As the management consultant Peter Drucker once said, "If you can't measure it, you can't manage it!" This is definitely true for anyone involved in transportation. Large shippers will have a huge number of shipments, on a variety of carriers, going to thousands of places, creating a mind-boggling array of data points.
Even if we can get the data to measure this activity, we also need to summarize and organize it into insightful transportation management reports that provide "actionable information." Here are the 5 most important transportation management reports we believe all shippers need.
1. On-Time Performance
A certainty in the manufacturing, wholesale and retail industries is that the value of the product and the customer relationship you are managing far exceeds the cost of the freight to get it to them. Unfortunately, a lot of shippers are not aware they have a delivery problem until they hear about it from their Sales team - usually because the customers are complaining - loudly!
Ensuring that your product is delivered within the time-frames expected by your customer is the single most important measure of success for many shippers. Leading shippers measure their performance proactively - breaking down results by mode, carrier, customer and region. Worrisome trends can be identified and corrected before they translate into customer relationship issues. And when it does become an issue, shippers have the data they need to isolate the root cause and ensure that the solutions have the desired impact.
Unfortunately, a lot of shippers compile this information by aggregating (a fancy word for "cutting & pasting") reports submitted by carriers. This is tedious and time consuming for both carriers and shippers. However, this information can also be generated by collecting it electronically either via a TMS or freight audit solution.
The objective of a company's transportation team is to safely ship the most amount of freight at the least amount of cost, while meeting delivery expectations, minimizing damage or defects - and still understanding and addressing associated supply chain impacts. This is basically a fancy way of saying "you need to be as productive as possible."

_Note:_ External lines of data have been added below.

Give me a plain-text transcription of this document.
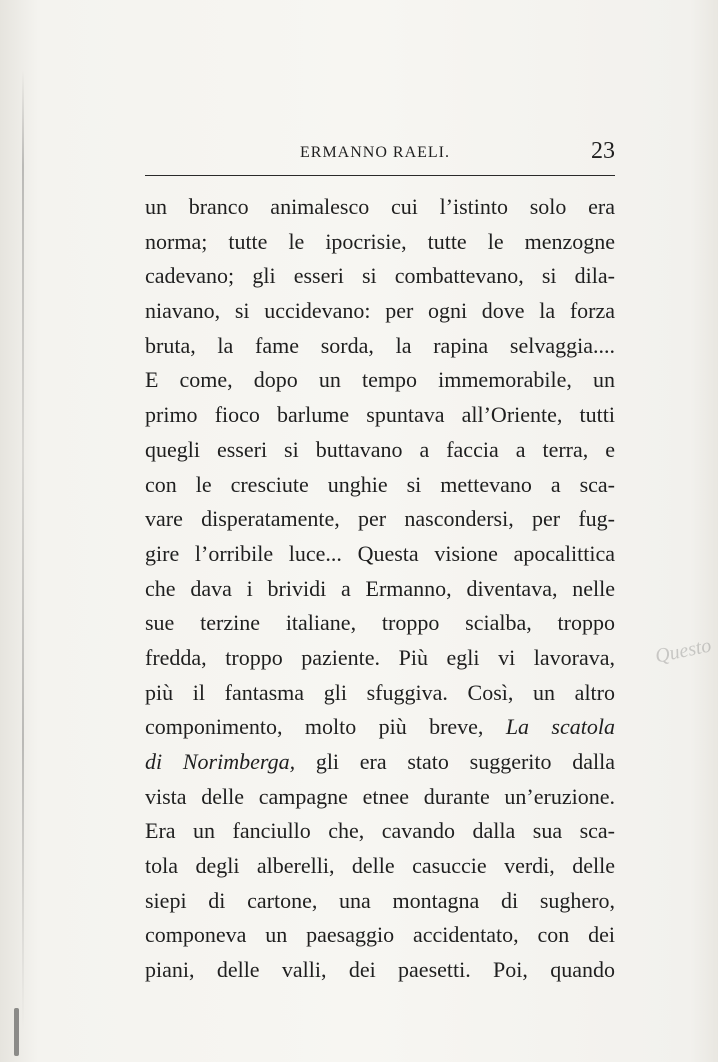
ERMANNO RAELI.	23
un branco animalesco cui l’istinto solo era
norma; tutte le ipocrisie, tutte le menzogne
cadevano; gli esseri si combattevano, si dila-
niavano, si uccidevano: per ogni dove la forza
bruta, la fame sorda, la rapina selvaggia....
E come, dopo un tempo immemorabile, un
primo fioco barlume spuntava all’Oriente, tutti
quegli esseri si buttavano a faccia a terra, e
con le cresciute unghie si mettevano a sca-
vare disperatamente, per nascondersi, per fug-
gire l’orribile luce... Questa visione apocalittica
che dava i brividi a Ermanno, diventava, nelle
sue terzine italiane, troppo scialba, troppo
fredda, troppo paziente. Più egli vi lavorava,
più il fantasma gli sfuggiva. Così, un altro
componimento, molto più breve, La scatola
di Norimberga, gli era stato suggerito dalla
vista delle campagne etnee durante un’eruzione.
Era un fanciullo che, cavando dalla sua sca-
tola degli alberelli, delle casuccie verdi, delle
siepi di cartone, una montagna di sughero,
componeva un paesaggio accidentato, con dei
piani, delle valli, dei paesetti. Poi, quando
Questo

Measures of productivity are usually financial (i.e., $/lb., $/Case, $/Load) but can also be operational (i.e., Lbs./Load, Cases/Order). These can be hard variables to benchmark, because so much can change from period to period. Sales volumes change, order sizes change, and the mix of customers and locations change. However, over the long term, good transportation managers will show a consistent trend of improved performance because they are actively managing each factor that affects productivity. This will include modal utilization, carrier rates, order sizes, consolidation strategies and systems adoption.
The key to managing this is a daily/weekly/monthly report that shows current productivity and changes in the primary drivers that are impacting this. Breaking this information down by customer, region, line of business and so on will allow trends and potential solutions to be more easily identified.
3. Product or Business Level Costing
The tight economy we have been experiencing for the last few years has resulted in sharpened focus on costs and profitability. In the past it may have been possible to allocate transportation costs broadly across all product lines or locations. However, with the need to understand and manage costs, these allocations are becoming much more specific. Without this information, it is very possible that the actual or real cost of transportation makes some of your product lines or customers unattractive, or even unprofitable.
Also, with increasing fuel surcharges affecting everyone, knowing how these are impacting your COGs will be vital in establishing pricing strategies to pass these increases along to customers.
4. Customer Cost-To-Serve
Not all customers are created equal. They order in different quantities, from different geographies and have different policies for receiving products that can result in fines, detention or claims. All of these factors can roll up into a vast difference in cost-to-serve, which should be taken into account when managing customer relationships and pricing products.
Another reason why this report is so important is the growth in customer pick-up (CPU) orders. In this situation the receiver will often ask for a freight allowance (discount) to be applied to the cost of the product. A solid cost-to-serve report will arm your company with the correct information to strike a beneficial agreement with your customer.
5. Accessorial Reports
While there are some accessorial charges that are just part of doing business, many of these are avoidable and result from volatility in a firm's transportation process.
Unlike some cost-reduction opportunities that may take months to implement because they require contract re-negotiations or changes in shipping policies, eliminating certain accessorial charges can be done in a matter of days or weeks.
A good example is detention, which could result from service-related factors caused by a shipper, carrier or even consignee. Getting a weekly and monthly report on all accessorial charges incurred is the first step in enabling a transportation manager to focus improvement efforts and reduce these costs.